On Wednesday, 24 November 2021 at 21:59:59 UTC, Ola Fosheim Grøstad wrote:
> I think this overstating the issue. Not-yet-enthusiatic-but-interested people may be using D, but not for anything that they will commit to long term.
You need more of those to be enthusiastic in order to get frameworks built. You cannot make them enthusiastic without addressing the issues they have.
And the issue is, how do we know what REALLY makes then enthusiastic. You have been saying we pay too little attention to not-that-specific complaining. And I strongly doubt that claim.
> Early C++ compilers were buggy. Not a good example. Just a fun anecdote. (Even g++ was quite buggy for a very long time.)
That isn't his only anecdote on the subject. The post in full: https://forum.dlang.org/post/pmktna$1hgo$1@digitalmars.com . Also he is quoting Laeeth who is saying just the same.

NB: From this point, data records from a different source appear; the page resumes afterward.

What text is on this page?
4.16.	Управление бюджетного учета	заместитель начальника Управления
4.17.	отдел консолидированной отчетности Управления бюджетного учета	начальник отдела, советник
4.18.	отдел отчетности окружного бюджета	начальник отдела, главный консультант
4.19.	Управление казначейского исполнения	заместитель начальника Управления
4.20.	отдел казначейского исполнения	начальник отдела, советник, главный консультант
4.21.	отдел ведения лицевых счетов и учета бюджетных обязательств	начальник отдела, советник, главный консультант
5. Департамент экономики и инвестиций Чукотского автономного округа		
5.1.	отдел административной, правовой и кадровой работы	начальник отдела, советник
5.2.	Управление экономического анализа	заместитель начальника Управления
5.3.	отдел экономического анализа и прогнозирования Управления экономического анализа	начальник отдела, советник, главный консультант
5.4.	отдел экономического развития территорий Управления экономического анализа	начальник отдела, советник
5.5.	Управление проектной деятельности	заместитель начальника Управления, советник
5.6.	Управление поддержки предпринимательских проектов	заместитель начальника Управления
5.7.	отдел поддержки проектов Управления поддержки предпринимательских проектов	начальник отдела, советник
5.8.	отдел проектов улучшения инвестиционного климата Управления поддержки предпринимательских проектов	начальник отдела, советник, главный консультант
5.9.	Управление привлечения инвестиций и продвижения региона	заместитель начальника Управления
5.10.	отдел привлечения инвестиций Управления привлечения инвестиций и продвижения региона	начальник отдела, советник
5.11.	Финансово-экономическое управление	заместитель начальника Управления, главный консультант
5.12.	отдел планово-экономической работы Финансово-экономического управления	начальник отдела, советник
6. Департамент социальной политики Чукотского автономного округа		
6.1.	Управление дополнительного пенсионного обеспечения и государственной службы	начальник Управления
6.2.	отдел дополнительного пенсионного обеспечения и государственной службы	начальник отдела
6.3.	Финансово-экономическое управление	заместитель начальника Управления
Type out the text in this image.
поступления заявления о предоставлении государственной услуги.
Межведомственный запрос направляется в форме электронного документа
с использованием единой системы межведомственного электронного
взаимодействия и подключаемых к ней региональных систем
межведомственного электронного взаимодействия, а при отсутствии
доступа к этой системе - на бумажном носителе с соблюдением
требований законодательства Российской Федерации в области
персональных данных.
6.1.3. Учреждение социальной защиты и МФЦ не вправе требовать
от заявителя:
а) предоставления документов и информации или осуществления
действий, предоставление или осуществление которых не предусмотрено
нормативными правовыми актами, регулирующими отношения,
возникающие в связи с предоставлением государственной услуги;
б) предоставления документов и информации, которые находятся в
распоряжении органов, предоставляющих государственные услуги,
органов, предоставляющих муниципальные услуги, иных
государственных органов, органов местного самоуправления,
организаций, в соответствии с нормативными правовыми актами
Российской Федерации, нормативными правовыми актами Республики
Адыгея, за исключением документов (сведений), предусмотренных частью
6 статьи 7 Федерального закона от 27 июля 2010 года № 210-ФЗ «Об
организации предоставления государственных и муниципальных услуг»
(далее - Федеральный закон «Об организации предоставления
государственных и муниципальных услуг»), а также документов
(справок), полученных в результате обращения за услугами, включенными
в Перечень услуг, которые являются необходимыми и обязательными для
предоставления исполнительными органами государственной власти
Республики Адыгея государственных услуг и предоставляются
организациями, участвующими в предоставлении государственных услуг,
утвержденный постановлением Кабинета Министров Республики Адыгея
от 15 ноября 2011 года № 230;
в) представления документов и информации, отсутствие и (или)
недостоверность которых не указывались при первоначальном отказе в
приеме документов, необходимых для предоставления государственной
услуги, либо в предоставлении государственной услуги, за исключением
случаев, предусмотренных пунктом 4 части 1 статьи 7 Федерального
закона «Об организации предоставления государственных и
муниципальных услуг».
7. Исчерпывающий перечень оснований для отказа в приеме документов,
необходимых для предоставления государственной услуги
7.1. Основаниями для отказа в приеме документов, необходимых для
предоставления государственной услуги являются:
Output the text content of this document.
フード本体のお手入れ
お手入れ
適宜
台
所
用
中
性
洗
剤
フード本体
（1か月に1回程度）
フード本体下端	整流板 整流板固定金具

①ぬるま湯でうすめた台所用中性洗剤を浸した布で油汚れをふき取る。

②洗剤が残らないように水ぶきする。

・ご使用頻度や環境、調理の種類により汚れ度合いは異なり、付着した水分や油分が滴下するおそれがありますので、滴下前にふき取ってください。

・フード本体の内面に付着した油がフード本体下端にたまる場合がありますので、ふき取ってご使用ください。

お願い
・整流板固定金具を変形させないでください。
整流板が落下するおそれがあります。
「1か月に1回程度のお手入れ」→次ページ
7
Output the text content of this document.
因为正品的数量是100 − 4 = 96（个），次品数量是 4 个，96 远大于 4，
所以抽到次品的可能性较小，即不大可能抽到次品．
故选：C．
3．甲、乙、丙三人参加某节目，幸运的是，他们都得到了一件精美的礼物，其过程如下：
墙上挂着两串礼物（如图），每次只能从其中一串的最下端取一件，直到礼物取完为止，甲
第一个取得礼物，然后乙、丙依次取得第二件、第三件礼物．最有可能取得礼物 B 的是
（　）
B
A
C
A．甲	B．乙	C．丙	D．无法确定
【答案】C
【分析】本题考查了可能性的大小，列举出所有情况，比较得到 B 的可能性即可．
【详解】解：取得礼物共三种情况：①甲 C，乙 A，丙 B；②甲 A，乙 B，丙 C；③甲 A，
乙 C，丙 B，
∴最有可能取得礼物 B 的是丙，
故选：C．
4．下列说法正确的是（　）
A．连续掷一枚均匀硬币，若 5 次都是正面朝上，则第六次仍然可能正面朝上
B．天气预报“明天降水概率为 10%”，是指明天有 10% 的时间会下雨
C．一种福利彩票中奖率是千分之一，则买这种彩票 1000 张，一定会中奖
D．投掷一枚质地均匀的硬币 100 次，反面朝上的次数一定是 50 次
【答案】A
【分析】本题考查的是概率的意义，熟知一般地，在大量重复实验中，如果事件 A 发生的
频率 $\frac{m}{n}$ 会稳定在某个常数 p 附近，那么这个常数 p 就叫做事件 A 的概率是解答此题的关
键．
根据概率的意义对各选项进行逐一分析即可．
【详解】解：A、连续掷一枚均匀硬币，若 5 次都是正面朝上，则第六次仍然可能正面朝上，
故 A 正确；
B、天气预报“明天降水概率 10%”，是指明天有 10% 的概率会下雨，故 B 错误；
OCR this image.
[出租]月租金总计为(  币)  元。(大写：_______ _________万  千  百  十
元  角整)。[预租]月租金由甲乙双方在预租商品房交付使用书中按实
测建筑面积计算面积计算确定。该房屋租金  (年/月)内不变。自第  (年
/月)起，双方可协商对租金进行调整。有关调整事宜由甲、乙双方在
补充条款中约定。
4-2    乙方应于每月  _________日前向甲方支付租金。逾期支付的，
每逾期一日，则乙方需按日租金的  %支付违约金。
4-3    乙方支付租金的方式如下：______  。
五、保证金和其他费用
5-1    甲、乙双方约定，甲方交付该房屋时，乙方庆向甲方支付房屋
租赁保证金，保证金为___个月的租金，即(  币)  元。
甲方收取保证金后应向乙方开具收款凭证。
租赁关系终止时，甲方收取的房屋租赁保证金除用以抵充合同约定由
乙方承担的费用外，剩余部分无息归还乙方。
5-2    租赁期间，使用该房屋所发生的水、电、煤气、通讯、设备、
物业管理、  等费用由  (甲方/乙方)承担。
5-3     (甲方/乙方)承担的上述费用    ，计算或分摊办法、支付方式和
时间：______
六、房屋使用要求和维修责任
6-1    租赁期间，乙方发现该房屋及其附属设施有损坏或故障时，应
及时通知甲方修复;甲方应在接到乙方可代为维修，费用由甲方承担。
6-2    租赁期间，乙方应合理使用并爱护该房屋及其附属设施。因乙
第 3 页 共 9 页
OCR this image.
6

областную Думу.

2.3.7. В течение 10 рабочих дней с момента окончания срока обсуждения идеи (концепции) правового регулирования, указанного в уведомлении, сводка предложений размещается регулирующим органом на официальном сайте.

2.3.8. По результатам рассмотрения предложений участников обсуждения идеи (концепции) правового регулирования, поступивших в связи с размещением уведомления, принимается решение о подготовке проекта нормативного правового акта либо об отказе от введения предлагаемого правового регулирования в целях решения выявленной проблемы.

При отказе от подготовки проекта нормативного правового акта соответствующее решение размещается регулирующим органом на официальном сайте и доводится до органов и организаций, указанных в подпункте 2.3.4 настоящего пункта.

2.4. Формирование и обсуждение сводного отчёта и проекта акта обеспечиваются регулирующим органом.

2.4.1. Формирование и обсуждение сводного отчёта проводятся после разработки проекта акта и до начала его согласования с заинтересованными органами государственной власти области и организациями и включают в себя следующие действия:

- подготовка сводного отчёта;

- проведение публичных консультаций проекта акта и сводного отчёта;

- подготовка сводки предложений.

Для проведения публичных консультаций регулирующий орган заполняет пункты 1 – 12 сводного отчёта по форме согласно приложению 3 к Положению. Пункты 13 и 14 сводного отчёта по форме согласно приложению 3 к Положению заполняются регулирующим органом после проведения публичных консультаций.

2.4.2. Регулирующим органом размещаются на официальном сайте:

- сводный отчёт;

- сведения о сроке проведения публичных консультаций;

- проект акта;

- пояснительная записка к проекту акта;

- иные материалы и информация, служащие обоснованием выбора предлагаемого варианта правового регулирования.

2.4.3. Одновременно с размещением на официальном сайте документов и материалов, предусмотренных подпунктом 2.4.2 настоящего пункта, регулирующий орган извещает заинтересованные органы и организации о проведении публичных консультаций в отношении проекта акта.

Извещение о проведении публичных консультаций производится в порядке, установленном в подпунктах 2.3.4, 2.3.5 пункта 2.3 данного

Now, it's still anecdotal experience so perhaps you can show them both wrong, if you have something real credible to back that up. If.
> You should of course polish your product!
However, it is generally negative to add a long series of "improvements" to scratch some enthusiastic individual's itch and become slightly better at something you already have covered. You gain more from extending into areas that you do not cover well.
What would happen if the most enthusiastic C# or TypeScript users were given the freedom to add new cool features? The languages would eventually fail to appeal to any other group than the most enthusiastic ones.
We're talking about attitude towards non-specific, unactionable or nearly unactionable forum ranting. It's not like only die-hards would be specific when they raise issues.